What’s with the two deserts? Joshua Tree sits on a seam. The town and its national park straddle the line where two great deserts meet: the higher, cooler Mojave to the west — above about 3,000 feet, where the rain is a little more generous and the Joshua trees grow — and the lower, hotter Colorado Desert to the east, all creosote, ocotillo, and cholla cactus. Cross the park from one side to the other and the whole world changes: spiky Joshua-tree forests and piled boulders give way to open cactus flats and palm-shaded oases fed by water forced up along the San Andreas fault. Two deserts, one town at the gateway — which is a lot of strangeness for one stretch of California.
The town’s namesake is Yucca brevifolia, a tree-sized member of the agave family that grows only in the Mojave and crowds the horizon here with its shaggy, upraised arms. The name comes from Mormon pioneers who crossed the desert in the mid-1800s: the tree’s outstretched branches reminded them of the biblical Joshua raising his arms to the sky, and the name stuck. Each one is slow — decades to mature — and depends entirely on a single pollinator, the yucca moth, which carries its pollen from bloom to bloom and lays its eggs in the flowers, so neither the tree nor the moth can live without the other.
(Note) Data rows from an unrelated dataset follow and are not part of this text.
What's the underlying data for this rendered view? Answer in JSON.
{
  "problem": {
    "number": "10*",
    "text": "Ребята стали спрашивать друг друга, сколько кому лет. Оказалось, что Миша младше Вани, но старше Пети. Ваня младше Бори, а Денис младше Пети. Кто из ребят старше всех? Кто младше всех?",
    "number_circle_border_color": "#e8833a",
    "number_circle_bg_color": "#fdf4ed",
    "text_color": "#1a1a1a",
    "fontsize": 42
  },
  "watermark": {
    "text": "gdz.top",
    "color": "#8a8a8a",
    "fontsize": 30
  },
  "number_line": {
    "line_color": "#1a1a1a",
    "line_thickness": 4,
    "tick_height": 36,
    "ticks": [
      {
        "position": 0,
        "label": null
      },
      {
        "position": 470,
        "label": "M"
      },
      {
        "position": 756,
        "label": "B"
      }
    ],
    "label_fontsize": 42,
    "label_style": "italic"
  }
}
Strange, spiky, and unmistakable, the Joshua tree is the silhouette the whole town is named for.
Why People Visit Joshua Tree
People come for the strangeness: trees out of a storybook, boulders made for scrambling, and a night sky so dark the Milky Way throws shadows. Pair the park with the town’s desert-arts scene and you have a high-desert getaway unlike anywhere else in California.